Dann zuckte er mit den Schultern – mit der Klappe, um ganz genau zu sein – und trabte fort.
Der Baum seufzte und schüttelte einige welke Blätter von den Zweigen.
     
     
    D ie Hütte war klein, baufällig und ebenso reich verziert wie eine Spitzendecke. Rincewind kam zu dem Schluß, daß irgendein verrückter Schnitzer daran gearbeitet und Gelegenheit bekommen hatte, sich richtig auszutoben, ehe man ihn schließlich überwältigen konnte. An Türen und Fensterläden zeigten sich die hölzernen Nachbildungen von Weintrauben und dicken Reben, und an vielen Stellen sah der Zauberer halbmondförmige Ausschnitte. Hunderte von kiefernzapfenartigen Auswüchsen bedeckten die Wände. Rincewind rechnete jeden Augenblick damit, daß sich eine der oberen Luken öffnete und ein gewaltiger Kukkuck die Zeit verkündete.
    Darüber hinaus bemerkte er die irgendwie schmierig anmutende Luft.
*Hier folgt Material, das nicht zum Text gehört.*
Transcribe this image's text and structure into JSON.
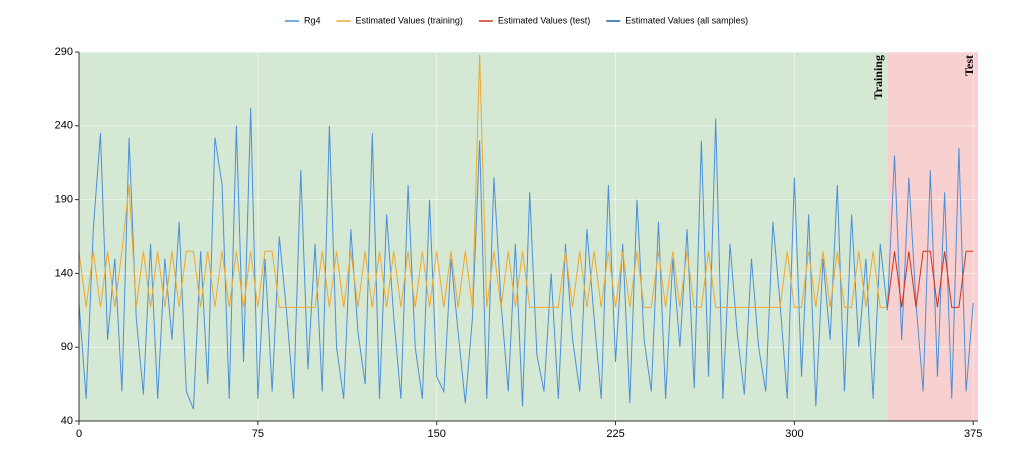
{
  "chart_data": {
    "type": "line",
    "x": [
      0,
      3,
      6,
      9,
      12,
      15,
      18,
      21,
      24,
      27,
      30,
      33,
      36,
      39,
      42,
      45,
      48,
      51,
      54,
      57,
      60,
      63,
      66,
      69,
      72,
      75,
      78,
      81,
      84,
      87,
      90,
      93,
      96,
      99,
      102,
      105,
      108,
      111,
      114,
      117,
      120,
      123,
      126,
      129,
      132,
      135,
      138,
      141,
      144,
      147,
      150,
      153,
      156,
      159,
      162,
      165,
      168,
      171,
      174,
      177,
      180,
      183,
      186,
      189,
      192,
      195,
      198,
      201,
      204,
      207,
      210,
      213,
      216,
      219,
      222,
      225,
      228,
      231,
      234,
      237,
      240,
      243,
      246,
      249,
      252,
      255,
      258,
      261,
      264,
      267,
      270,
      273,
      276,
      279,
      282,
      285,
      288,
      291,
      294,
      297,
      300,
      303,
      306,
      309,
      312,
      315,
      318,
      321,
      324,
      327,
      330,
      333,
      336,
      339,
      342,
      345,
      348,
      351,
      354,
      357,
      360,
      363,
      366,
      369,
      372,
      375
    ],
    "series": [
      {
        "name": "Rg4",
        "color": "#4a90d9",
        "values": [
          120,
          55,
          170,
          235,
          95,
          150,
          60,
          232,
          110,
          58,
          160,
          55,
          150,
          95,
          175,
          60,
          48,
          155,
          65,
          232,
          200,
          55,
          240,
          80,
          252,
          55,
          150,
          60,
          165,
          115,
          55,
          210,
          75,
          160,
          60,
          240,
          90,
          55,
          170,
          100,
          65,
          235,
          55,
          180,
          110,
          55,
          200,
          90,
          55,
          190,
          70,
          60,
          150,
          100,
          52,
          110,
          230,
          55,
          205,
          120,
          60,
          160,
          50,
          195,
          85,
          60,
          140,
          55,
          160,
          95,
          60,
          170,
          110,
          55,
          200,
          80,
          160,
          52,
          190,
          95,
          60,
          175,
          55,
          150,
          90,
          170,
          62,
          230,
          70,
          245,
          55,
          160,
          100,
          58,
          150,
          90,
          60,
          175,
          120,
          55,
          205,
          70,
          180,
          50,
          150,
          95,
          200,
          60,
          180,
          90,
          150,
          55,
          160,
          115,
          220,
          95,
          205,
          120,
          60,
          210,
          70,
          195,
          55,
          225,
          60,
          120
        ]
      },
      {
        "name": "Estimated Values (training)",
        "color": "#f0a830",
        "values": [
          155,
          117,
          155,
          117,
          155,
          117,
          155,
          200,
          117,
          155,
          117,
          155,
          117,
          155,
          117,
          155,
          155,
          117,
          155,
          117,
          155,
          117,
          155,
          117,
          155,
          117,
          155,
          155,
          117,
          117,
          117,
          117,
          117,
          117,
          155,
          117,
          155,
          117,
          155,
          117,
          155,
          117,
          155,
          117,
          155,
          117,
          155,
          117,
          155,
          117,
          155,
          117,
          155,
          117,
          155,
          117,
          288,
          117,
          155,
          117,
          155,
          117,
          155,
          117,
          117,
          117,
          117,
          117,
          155,
          117,
          155,
          117,
          155,
          117,
          155,
          117,
          155,
          117,
          155,
          117,
          117,
          155,
          117,
          155,
          117,
          155,
          117,
          117,
          155,
          117,
          117,
          117,
          117,
          117,
          117,
          117,
          117,
          117,
          117,
          155,
          117,
          117,
          155,
          117,
          155,
          117,
          155,
          117,
          117,
          155,
          117,
          155,
          117,
          117,
          null,
          null,
          null,
          null,
          null,
          null,
          null,
          null,
          null,
          null,
          null,
          null
        ]
      },
      {
        "name": "Estimated Values (test)",
        "color": "#d0341c",
        "x": [
          339,
          342,
          345,
          348,
          351,
          354,
          357,
          360,
          363,
          366,
          369,
          372,
          375
        ],
        "values": [
          117,
          155,
          117,
          155,
          117,
          155,
          155,
          117,
          155,
          117,
          117,
          155,
          155
        ]
      }
    ],
    "hidden_series": [
      {
        "name": "Estimated Values (all samples)",
        "color": "#1f5fa8"
      }
    ],
    "regions": [
      {
        "label": "Training",
        "xlim": [
          0,
          339
        ],
        "color": "#d5e8d4"
      },
      {
        "label": "Test",
        "xlim": [
          339,
          377
        ],
        "color": "#f8d0d0"
      }
    ],
    "xlim": [
      0,
      377
    ],
    "xticks": [
      0,
      75,
      150,
      225,
      300,
      375
    ],
    "ylim": [
      40,
      290
    ],
    "yticks": [
      40,
      90,
      140,
      190,
      240,
      290
    ],
    "grid": true
  }
}
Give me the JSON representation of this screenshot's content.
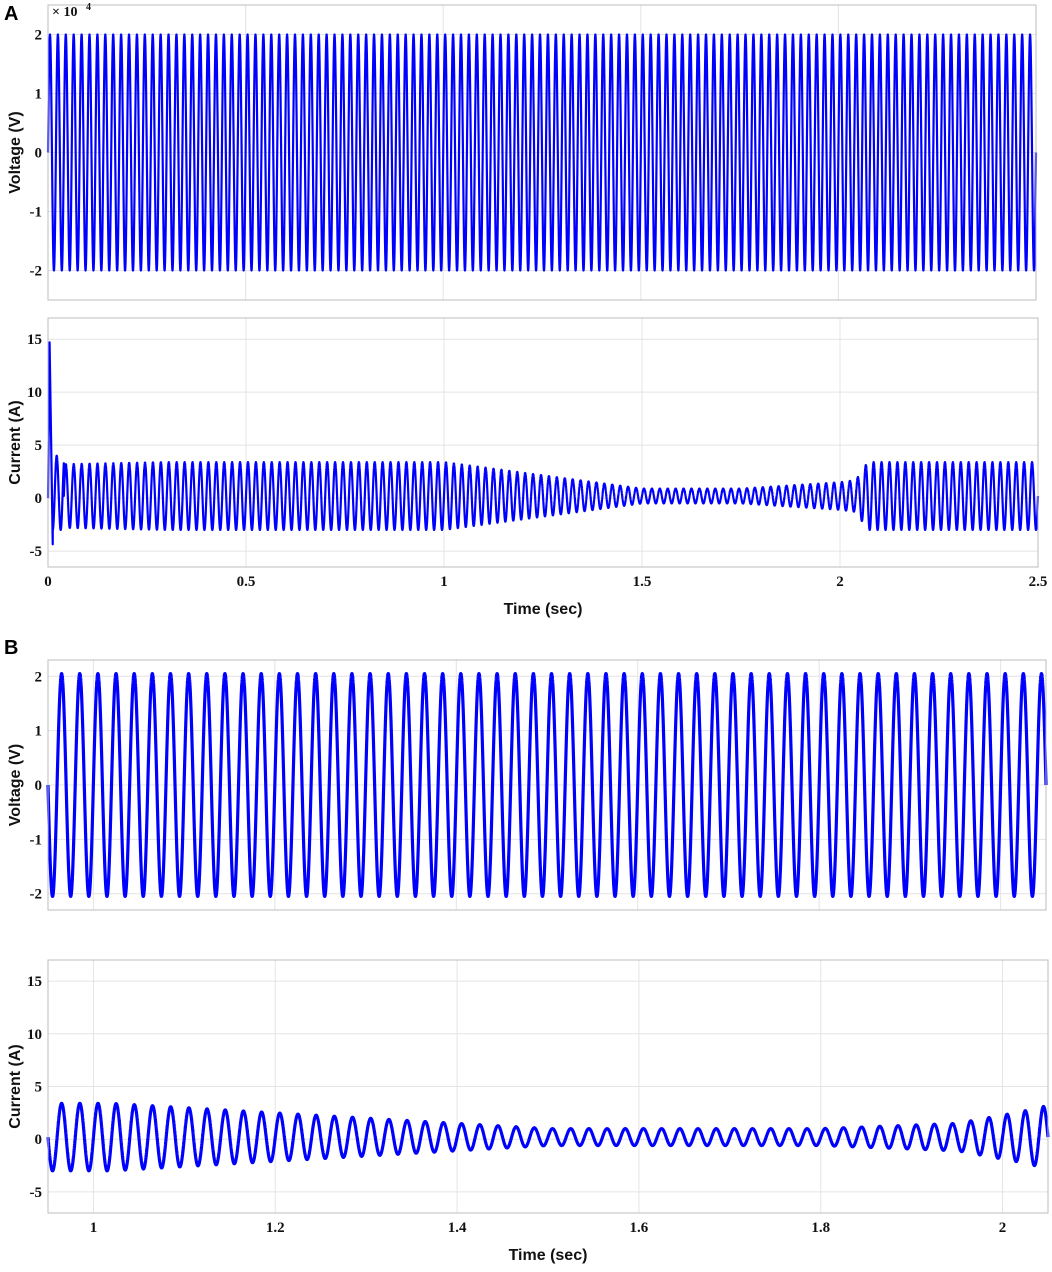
{
  "panels": [
    {
      "letter": "A"
    },
    {
      "letter": "B"
    }
  ],
  "chart_data": [
    {
      "id": "A-voltage",
      "type": "line",
      "panel": "A",
      "xlabel": "",
      "ylabel": "Voltage (V)",
      "multiplier": {
        "base": "× 10",
        "exponent": "4"
      },
      "xlim": [
        0,
        2.5
      ],
      "ylim": [
        -2.5,
        2.5
      ],
      "xticks": [
        0,
        0.5,
        1,
        1.5,
        2,
        2.5
      ],
      "yticks": [
        2,
        1,
        0,
        -1,
        -2
      ],
      "ytick_labels": [
        "2",
        "1",
        "0",
        "-1",
        "-2"
      ],
      "grid": true,
      "color": "#0000ff",
      "series": [
        {
          "frequency_hz": 50,
          "amplitude": 2.0,
          "note_values_scaled": true
        }
      ]
    },
    {
      "id": "A-current",
      "type": "line",
      "panel": "A",
      "xlabel": "Time (sec)",
      "ylabel": "Current (A)",
      "xlim": [
        0,
        2.5
      ],
      "ylim": [
        -6.5,
        17
      ],
      "xticks": [
        0,
        0.5,
        1,
        1.5,
        2,
        2.5
      ],
      "xtick_labels": [
        "0",
        "0.5",
        "1",
        "1.5",
        "2",
        "2.5"
      ],
      "yticks": [
        15,
        10,
        5,
        0,
        -5
      ],
      "ytick_labels": [
        "15",
        "10",
        "5",
        "0",
        "-5"
      ],
      "grid": true,
      "color": "#0000ff",
      "series": [
        {
          "frequency_hz": 50,
          "offset": 0.2,
          "peak_start": 14.7,
          "amplitude_envelope": [
            {
              "t": 0.04,
              "a": 3.0
            },
            {
              "t": 0.3,
              "a": 3.2
            },
            {
              "t": 1.0,
              "a": 3.2
            },
            {
              "t": 1.5,
              "a": 0.7
            },
            {
              "t": 1.75,
              "a": 0.7
            },
            {
              "t": 2.0,
              "a": 1.3
            },
            {
              "t": 2.04,
              "a": 1.5
            },
            {
              "t": 2.07,
              "a": 3.2
            },
            {
              "t": 2.5,
              "a": 3.2
            }
          ]
        }
      ]
    },
    {
      "id": "B-voltage",
      "type": "line",
      "panel": "B",
      "xlabel": "",
      "ylabel": "Voltage (V)",
      "xlim": [
        0.95,
        2.05
      ],
      "ylim": [
        -2.3,
        2.3
      ],
      "xticks": [
        1,
        1.2,
        1.4,
        1.6,
        1.8,
        2
      ],
      "yticks": [
        2,
        1,
        0,
        -1,
        -2
      ],
      "ytick_labels": [
        "2",
        "1",
        "0",
        "-1",
        "-2"
      ],
      "grid": true,
      "color": "#0000ff",
      "series": [
        {
          "frequency_hz": 50,
          "amplitude": 2.05
        }
      ]
    },
    {
      "id": "B-current",
      "type": "line",
      "panel": "B",
      "xlabel": "Time (sec)",
      "ylabel": "Current (A)",
      "xlim": [
        0.95,
        2.05
      ],
      "ylim": [
        -7,
        17
      ],
      "xticks": [
        1,
        1.2,
        1.4,
        1.6,
        1.8,
        2
      ],
      "xtick_labels": [
        "1",
        "1.2",
        "1.4",
        "1.6",
        "1.8",
        "2"
      ],
      "yticks": [
        15,
        10,
        5,
        0,
        -5
      ],
      "ytick_labels": [
        "15",
        "10",
        "5",
        "0",
        "-5"
      ],
      "grid": true,
      "color": "#0000ff",
      "series": [
        {
          "frequency_hz": 50,
          "offset": 0.2,
          "amplitude_envelope": [
            {
              "t": 0.95,
              "a": 3.2
            },
            {
              "t": 1.02,
              "a": 3.2
            },
            {
              "t": 1.4,
              "a": 1.3
            },
            {
              "t": 1.5,
              "a": 0.8
            },
            {
              "t": 1.8,
              "a": 0.8
            },
            {
              "t": 1.95,
              "a": 1.3
            },
            {
              "t": 2.02,
              "a": 2.4
            },
            {
              "t": 2.05,
              "a": 3.0
            }
          ]
        }
      ]
    }
  ]
}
Grüne und purpurne Funken stoben von seinen Fingernägeln. »Ein starkes magisches Feld«, brummte er. »Mindestens hundert Millithaum.« 2
    »Hier gibt es überall Magie«, sagte Swires. »Einst lebte hier eine alte Hexe. Vor vielen Jahren ging sie fort, doch ihre Zauberei ist nach wie vor wirksam und erhält das Haus.«
    »He, mit dieser Tür stimmt irgend etwas nicht!« rief Zweiblum.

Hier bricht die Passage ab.